Sunday, July 28, 2013
Bangladesh’s political violence this year rivals Egypt’s
Incredibly, much of the violence stems from events that occurred more than four decades ago, back when the country was mired in a bloody battle for independence from Pakistan.
Ahmadiyya Times | News Watch | US Desk
Source/Credit: GlobalPost – International News
By Maher Sattar | July 28, 2013
Riots, executions and war crimes: Bangladesh’s political violence this year rivals Egypt’s. And it’s bound to get worse.
DHAKA, Bangladesh — This nation of 150 million is mired in turmoil.
Some 322 people have perished this year from political violence. That’s the highest death toll outside a conflict zone, and probably still worse than in Egypt.
Hundreds of thousands have taken to the streets in riots that have seen buses burned, cars torched, and policemen targeted by Islamist mobs. Protests are expected to intensify.
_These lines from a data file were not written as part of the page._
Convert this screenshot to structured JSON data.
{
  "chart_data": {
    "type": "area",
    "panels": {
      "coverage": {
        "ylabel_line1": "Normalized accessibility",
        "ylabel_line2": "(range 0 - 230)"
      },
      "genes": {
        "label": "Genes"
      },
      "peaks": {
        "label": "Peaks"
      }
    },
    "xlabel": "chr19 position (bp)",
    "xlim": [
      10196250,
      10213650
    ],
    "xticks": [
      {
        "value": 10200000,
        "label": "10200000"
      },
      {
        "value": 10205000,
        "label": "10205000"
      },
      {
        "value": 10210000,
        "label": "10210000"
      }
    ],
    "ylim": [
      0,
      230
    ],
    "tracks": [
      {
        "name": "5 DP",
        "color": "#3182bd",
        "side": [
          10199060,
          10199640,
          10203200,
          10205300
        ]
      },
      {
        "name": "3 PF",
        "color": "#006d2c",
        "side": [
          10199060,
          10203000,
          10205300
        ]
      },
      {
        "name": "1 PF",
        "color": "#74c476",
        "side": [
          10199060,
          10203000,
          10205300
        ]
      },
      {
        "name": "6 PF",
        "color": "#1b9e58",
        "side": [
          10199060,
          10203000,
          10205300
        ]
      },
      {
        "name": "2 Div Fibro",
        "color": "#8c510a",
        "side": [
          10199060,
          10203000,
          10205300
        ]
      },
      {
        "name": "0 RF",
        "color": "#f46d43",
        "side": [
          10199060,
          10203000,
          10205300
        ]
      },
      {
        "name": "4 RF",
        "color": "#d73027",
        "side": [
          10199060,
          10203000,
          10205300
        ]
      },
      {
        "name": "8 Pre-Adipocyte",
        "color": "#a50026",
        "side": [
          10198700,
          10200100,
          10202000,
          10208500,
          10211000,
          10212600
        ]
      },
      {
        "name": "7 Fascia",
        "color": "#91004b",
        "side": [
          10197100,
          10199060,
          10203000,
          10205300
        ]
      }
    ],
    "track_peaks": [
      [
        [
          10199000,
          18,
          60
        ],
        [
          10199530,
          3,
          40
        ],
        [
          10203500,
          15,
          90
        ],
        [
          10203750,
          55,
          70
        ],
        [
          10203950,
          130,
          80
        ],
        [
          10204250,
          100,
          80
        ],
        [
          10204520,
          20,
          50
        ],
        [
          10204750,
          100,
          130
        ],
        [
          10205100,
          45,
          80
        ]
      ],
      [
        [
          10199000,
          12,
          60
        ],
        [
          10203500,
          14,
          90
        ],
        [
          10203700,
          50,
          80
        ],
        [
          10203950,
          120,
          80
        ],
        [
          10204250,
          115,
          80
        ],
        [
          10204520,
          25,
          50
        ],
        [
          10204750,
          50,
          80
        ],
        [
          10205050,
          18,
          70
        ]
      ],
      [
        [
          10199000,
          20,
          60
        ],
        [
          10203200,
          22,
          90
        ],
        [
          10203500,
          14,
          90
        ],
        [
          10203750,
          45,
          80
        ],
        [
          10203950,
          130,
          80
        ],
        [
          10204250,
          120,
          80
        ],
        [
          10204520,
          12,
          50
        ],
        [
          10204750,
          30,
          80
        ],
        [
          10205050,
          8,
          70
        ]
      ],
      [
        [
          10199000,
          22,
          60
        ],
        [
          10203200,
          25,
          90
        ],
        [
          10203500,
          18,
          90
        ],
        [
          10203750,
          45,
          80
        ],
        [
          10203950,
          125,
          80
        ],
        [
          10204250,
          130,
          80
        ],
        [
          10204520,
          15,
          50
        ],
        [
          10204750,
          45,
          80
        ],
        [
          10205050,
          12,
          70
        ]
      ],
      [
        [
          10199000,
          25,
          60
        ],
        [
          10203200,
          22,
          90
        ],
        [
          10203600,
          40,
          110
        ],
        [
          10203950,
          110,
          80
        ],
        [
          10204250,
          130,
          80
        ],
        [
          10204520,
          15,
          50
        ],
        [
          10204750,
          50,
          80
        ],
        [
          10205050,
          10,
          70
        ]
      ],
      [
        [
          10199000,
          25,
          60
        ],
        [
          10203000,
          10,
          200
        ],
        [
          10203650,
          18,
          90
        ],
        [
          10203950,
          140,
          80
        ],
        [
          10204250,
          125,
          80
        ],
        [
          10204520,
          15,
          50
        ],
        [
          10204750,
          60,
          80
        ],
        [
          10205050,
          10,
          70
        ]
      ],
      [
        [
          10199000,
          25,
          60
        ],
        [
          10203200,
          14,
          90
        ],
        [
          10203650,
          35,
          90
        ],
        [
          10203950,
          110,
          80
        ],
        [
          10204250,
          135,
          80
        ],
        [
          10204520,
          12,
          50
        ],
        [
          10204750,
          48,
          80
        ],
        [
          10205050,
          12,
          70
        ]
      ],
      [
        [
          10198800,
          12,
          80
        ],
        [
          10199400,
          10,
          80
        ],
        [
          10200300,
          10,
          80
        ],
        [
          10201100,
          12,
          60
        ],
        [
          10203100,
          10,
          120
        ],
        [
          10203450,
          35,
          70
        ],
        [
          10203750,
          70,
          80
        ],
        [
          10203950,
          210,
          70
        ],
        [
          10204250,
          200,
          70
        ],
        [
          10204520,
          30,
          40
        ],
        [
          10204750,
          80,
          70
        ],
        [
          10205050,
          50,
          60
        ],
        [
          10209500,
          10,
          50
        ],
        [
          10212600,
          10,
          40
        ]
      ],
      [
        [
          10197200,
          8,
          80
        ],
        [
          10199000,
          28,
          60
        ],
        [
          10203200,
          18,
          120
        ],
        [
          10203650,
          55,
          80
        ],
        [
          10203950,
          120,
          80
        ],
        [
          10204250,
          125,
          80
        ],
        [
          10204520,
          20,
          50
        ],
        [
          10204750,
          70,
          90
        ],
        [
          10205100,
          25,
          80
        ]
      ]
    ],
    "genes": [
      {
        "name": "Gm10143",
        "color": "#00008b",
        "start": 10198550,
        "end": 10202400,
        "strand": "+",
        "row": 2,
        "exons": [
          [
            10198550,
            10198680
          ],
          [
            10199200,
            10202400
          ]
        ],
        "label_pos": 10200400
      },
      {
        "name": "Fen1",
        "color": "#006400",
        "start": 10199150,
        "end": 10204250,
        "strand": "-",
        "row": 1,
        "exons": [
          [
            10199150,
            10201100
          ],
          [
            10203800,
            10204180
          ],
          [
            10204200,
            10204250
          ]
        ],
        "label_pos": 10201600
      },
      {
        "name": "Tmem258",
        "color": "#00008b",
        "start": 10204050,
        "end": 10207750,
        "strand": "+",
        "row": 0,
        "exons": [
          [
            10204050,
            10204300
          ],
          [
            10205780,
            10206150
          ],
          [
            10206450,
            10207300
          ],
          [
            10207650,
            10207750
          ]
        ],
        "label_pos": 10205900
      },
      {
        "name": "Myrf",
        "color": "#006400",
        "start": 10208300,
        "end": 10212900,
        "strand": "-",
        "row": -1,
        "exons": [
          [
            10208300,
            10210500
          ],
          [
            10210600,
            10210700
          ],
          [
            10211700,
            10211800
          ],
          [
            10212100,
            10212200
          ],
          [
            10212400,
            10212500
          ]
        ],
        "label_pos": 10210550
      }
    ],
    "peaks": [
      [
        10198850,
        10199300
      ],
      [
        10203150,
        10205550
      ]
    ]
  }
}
Courts this month sentenced a leading Islamist to 90 years in prison, and a second to death by hanging.
Incredibly, much of the violence stems from events that occurred more than four decades ago, back when the country was mired in a bloody battle for independence from Pakistan.
An estimated 300,000 to 500,000 Bangladeshis were killed in the nine-month conflict, the legacy of tragic decisions made by Britain as it unwound its colonial presence.
Forty years earlier, television journalist Saidur Rahman still feels guilty about surviving those years.
Back then, Saidur’s pro-independence father had taught him and his brothers how to shoot homemade bows and arrows. Fazlur Rahman had instructed his wife to always keep water boiling with chili powder mixed in, to throw at any anti-liberation attackers.
But when pro-Pakistan forces did raid their house on April 15, Saidur found himself hiding under the bed with his mother and siblings. They watched soldiers stab their father to death as he tried to block the assailants from entering the door.
One of Saidur’s brothers yelled “Dad!” and jumped out, giving away their hiding spot. The attackers knifed his siblings, and dragged his mother away.
According to neighbors, she was buried alive.
“The whole floor was flooded with blood,” recalls Saidur, who survived by playing dead.
“I feel so selfish,” he says. “When they killed my father in front of my eyes, my brother jumped out. Why didn’t I cry out too? Why did I lie there pretending to be dead?”
Bangladesh is finally addressing crimes committed during the conflict. The government, and most historians and journalists, accuse the Pakistani army’s Bangladeshi collaborators, who were mostly Islamists, of large-scale atrocities, including ethnic cleansing of the country’s Hindu population.
Opponents of the tribunal have called it a kangaroo court. They say the government, elected in 2009, is looking to wipe out the leadership of Jamaat-e-Islami, the country’s largest Islamist political party and a key ally of the opposition coalition.
The drama is far from over.
In addition to this month’s harsh sentences, the court has filed crimes against humanity charges against Chowdhury Mueen-Uddin, a British citizen, and Ashrafuzzaman Khan, a US citizen and the New York president of the Islamic Circle of North America (ICNA). It is looking into having them extradited to stand trial.
Islamists outraged by the trials have flooded Bangladesh’s streets, lobbing Molotov cocktails and fighting police on the streets armed with rocks and machetes.
The trial and the protests have brought into sharp focus Islam’s role in the politics of Bangladesh, a country once forged in the name of religion that later rebelled against it.